According to the data released by Central Electricity Authority, India witnessed a renewable energy capacity addition of just 1,043 megawatts between April and June 2017, compared to 1,680 megawatts during the same period last year. Solar power capacity addition was down from 1,026 megawatts in 2016 to 826 megawatts in 2017. Wind energy capacity fared even worse, with the capacity addition falling to just 226 megawatts compared to 285 megawatts.

Coal-based power capacity, on the other hand, fared much better than renewable energy capacity.

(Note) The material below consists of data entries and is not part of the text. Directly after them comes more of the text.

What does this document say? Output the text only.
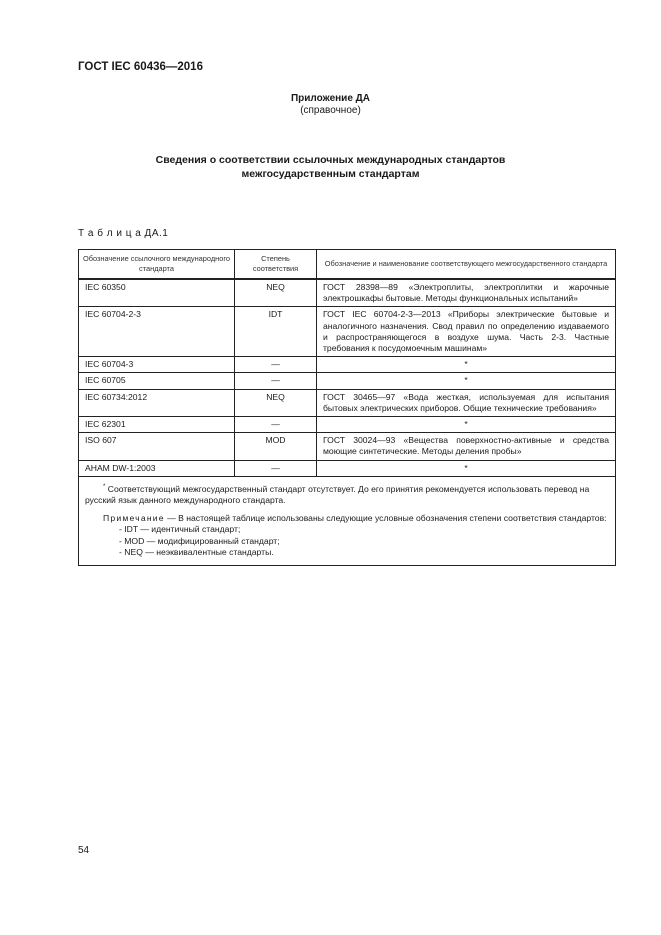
ГОСТ IEC 60436—2016
Приложение ДА
(справочное)
Сведения о соответствии ссылочных международных стандартов
межгосударственным стандартам
Т а б л и ц а ДА.1
Обозначение ссылочного международного стандарта	Степень соответствия	Обозначение и наименование соответствующего межгосударственного стандарта
IEC 60350	NEQ	ГОСТ 28398—89 «Электроплиты, электроплитки и жарочные электрошкафы бытовые. Методы функциональных испытаний»
IEC 60704-2-3	IDT	ГОСТ IEC 60704-2-3—2013 «Приборы электрические бытовые и аналогичного назначения. Свод правил по определению издаваемого и распространяющегося в воздухе шума. Часть 2-3. Частные требования к посудомоечным машинам»
IEC 60704-3	—	*
IEC 60705	—	*
IEC 60734:2012	NEQ	ГОСТ 30465—97 «Вода жесткая, используемая для испытания бытовых электрических приборов. Общие технические требования»
IEC 62301	—	*
ISO 607	MOD	ГОСТ 30024—93 «Вещества поверхностно-активные и средства моющие синтетические. Методы деления пробы»
AHAM DW-1:2003	—	*

* Соответствующий межгосударственный стандарт отсутствует. До его принятия рекомендуется использовать перевод на русский язык данного международного стандарта.

Примечание — В настоящей таблице использованы следующие условные обозначения степени соответствия стандартов:

- IDT — идентичный стандарт;
- MOD — модифицированный стандарт;
- NEQ — неэквивалентные стандарты.		
54
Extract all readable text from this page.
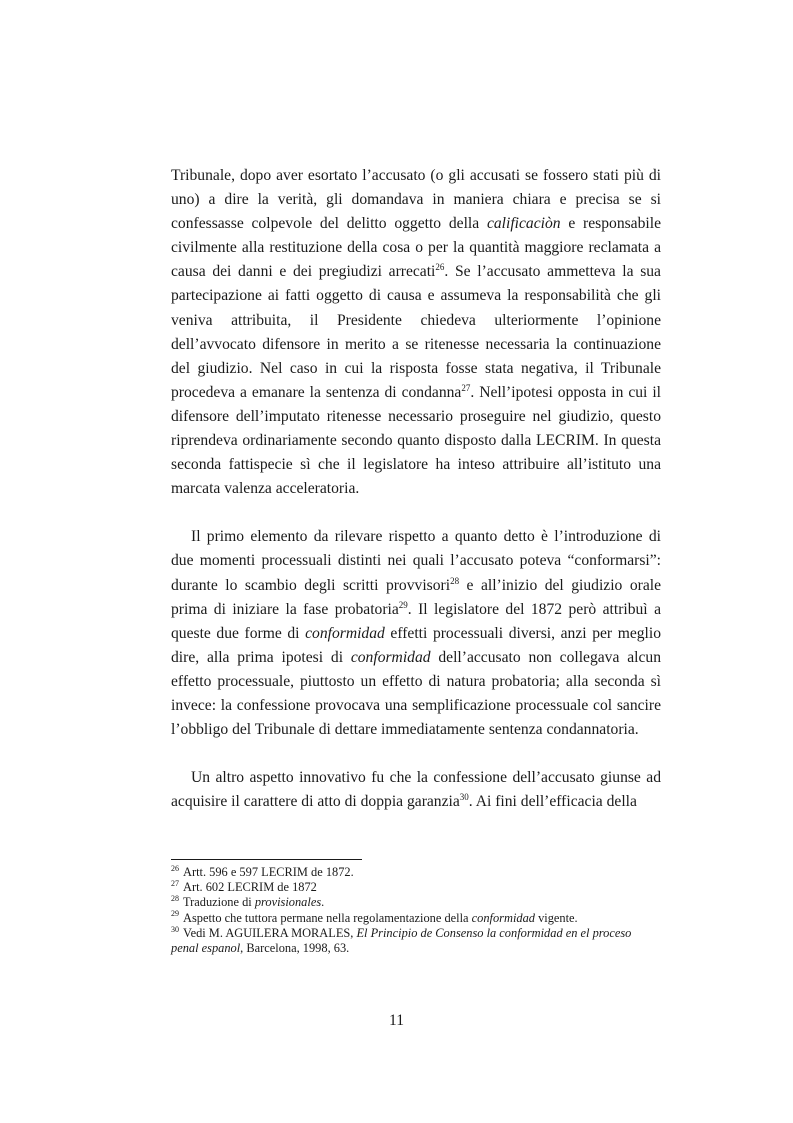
Tribunale, dopo aver esortato l’accusato (o gli accusati se fossero stati più di uno) a dire la verità, gli domandava in maniera chiara e precisa se si confessasse colpevole del delitto oggetto della calificaciòn e responsabile civilmente alla restituzione della cosa o per la quantità maggiore reclamata a causa dei danni e dei pregiudizi arrecati$^{26}$. Se l’accusato ammetteva la sua partecipazione ai fatti oggetto di causa e assumeva la responsabilità che gli veniva attribuita, il Presidente chiedeva ulteriormente l’opinione dell’avvocato difensore in merito a se ritenesse necessaria la continuazione del giudizio. Nel caso in cui la risposta fosse stata negativa, il Tribunale procedeva a emanare la sentenza di condanna$^{27}$. Nell’ipotesi opposta in cui il difensore dell’imputato ritenesse necessario proseguire nel giudizio, questo riprendeva ordinariamente secondo quanto disposto dalla LECRIM. In questa seconda fattispecie sì che il legislatore ha inteso attribuire all’istituto una marcata valenza acceleratoria.

Il primo elemento da rilevare rispetto a quanto detto è l’introduzione di due momenti processuali distinti nei quali l’accusato poteva “conformarsi”: durante lo scambio degli scritti provvisori$^{28}$ e all’inizio del giudizio orale prima di iniziare la fase probatoria$^{29}$. Il legislatore del 1872 però attribuì a queste due forme di conformidad effetti processuali diversi, anzi per meglio dire, alla prima ipotesi di conformidad dell’accusato non collegava alcun effetto processuale, piuttosto un effetto di natura probatoria; alla seconda sì invece: la confessione provocava una semplificazione processuale col sancire l’obbligo del Tribunale di dettare immediatamente sentenza condannatoria.

Un altro aspetto innovativo fu che la confessione dell’accusato giunse ad acquisire il carattere di atto di doppia garanzia$^{30}$. Ai fini dell’efficacia della

$^{26}$ Artt. 596 e 597 LECRIM de 1872.
$^{27}$ Art. 602 LECRIM de 1872
$^{28}$ Traduzione di provisionales.
$^{29}$ Aspetto che tuttora permane nella regolamentazione della conformidad vigente.
$^{30}$ Vedi M. AGUILERA MORALES, El Principio de Consenso la conformidad en el proceso penal espanol, Barcelona, 1998, 63.
11
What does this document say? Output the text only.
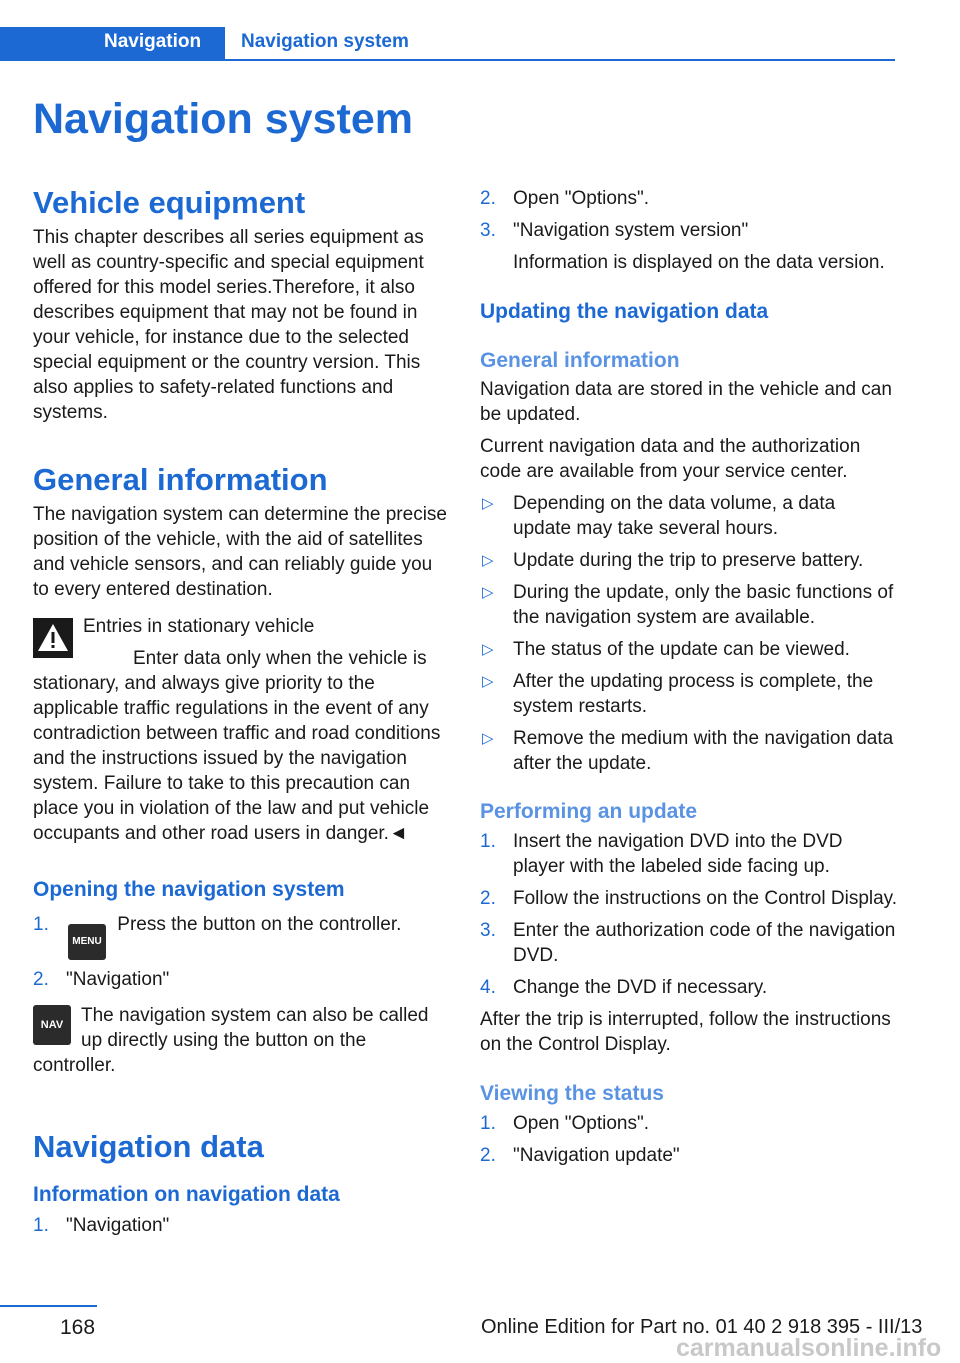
Navigation Navigation system
Navigation system
Vehicle equipment

This chapter describes all series equipment as well as country-specific and special equipment offered for this model series.Therefore, it also describes equipment that may not be found in your vehicle, for instance due to the selected special equipment or the country version. This also applies to safety-related functions and systems.

General information

The navigation system can determine the precise position of the vehicle, with the aid of satellites and vehicle sensors, and can reliably guide you to every entered destination.

Entries in stationary vehicle

Enter data only when the vehicle is stationary, and always give priority to the applicable traffic regulations in the event of any contradiction between traffic and road conditions and the instructions issued by the navigation system. Failure to take to this precaution can place you in violation of the law and put vehicle occupants and other road users in danger.◄

Opening the navigation system
1.
MENU Press the button on the controller.
2. "Navigation"
NAV The navigation system can also be called up directly using the button on the controller.

Navigation data
Information on navigation data
1. "Navigation"
2. Open "Options".
3. "Navigation system version"

Information is displayed on the data version.

Updating the navigation data
General information

Navigation data are stored in the vehicle and can be updated.

Current navigation data and the authorization code are available from your service center.

▷ Depending on the data volume, a data update may take several hours.
▷ Update during the trip to preserve battery.
▷ During the update, only the basic functions of the navigation system are available.
▷ The status of the update can be viewed.
▷ After the updating process is complete, the system restarts.
▷ Remove the medium with the navigation data after the update.
Performing an update
1. Insert the navigation DVD into the DVD player with the labeled side facing up.
2. Follow the instructions on the Control Display.
3. Enter the authorization code of the navigation DVD.
4. Change the DVD if necessary.

After the trip is interrupted, follow the instructions on the Control Display.

Viewing the status
1. Open "Options".
2. "Navigation update"
168	Online Edition for Part no. 01 40 2 918 395 - III/13
carmanualsonline.info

Almost 2,400 megawatts of coal-based power generation capacity were added in Q2 2017, up from 1,040 megawatts in Q2 2016. Interestingly, some capacity in the coal and waste-to-power generation capacity was retired in June 2017.

In 2016–2017, India witnessed a massive surge in renewable energy capacity addition, helped by a healthy pipeline of solar power projects, due to a large number of competitive auctions and wind energy projects lined up for commissioning before March 31, 2017, when some tax and financial incentives were set to expire.

“India added more renewable energy capacity than thermal power capacity in financial year 2016-17, the Central Electricity Authority of India has reported. The renewable energy capacity added during the period April 2016 to March 2017 was nearly twice as much as the thermal power capacity added during the same period.

“A total of 6,990 megawatt coal-based power capacity was added in India in FY2016-17 while the thermal power capacity addition during the financial year stood at 7,655 megawatts. In comparison, 14,140 megawatts of renewable energy capacity was added in the same period.”

The second quarter usually sees reduced capacity addition across the entire Indian power sector, as it is the first quarter of the Indian financial year. Project developers are under no pressure to meet deadlines to secure any incentives that usually expire at the end of March every year.

Many other factors would likely have impacted the renewable energy capacity addition as well — issues with land acquisition, the end of some crucial incentives, and market developments that increased uncertainty for many project developers.

Wind and solar power are the largest contributors to India’s renewable energy capacity addition and both sectors witnessed some crucial developments in the last few months. Due to increased competition in the solar power market, tariff bids crashed by 26% in a matter of three months earlier this year. This development inspired power utilities to renegotiate old power purchase agreements, which has created a sense of uncertainty in the minds of developers.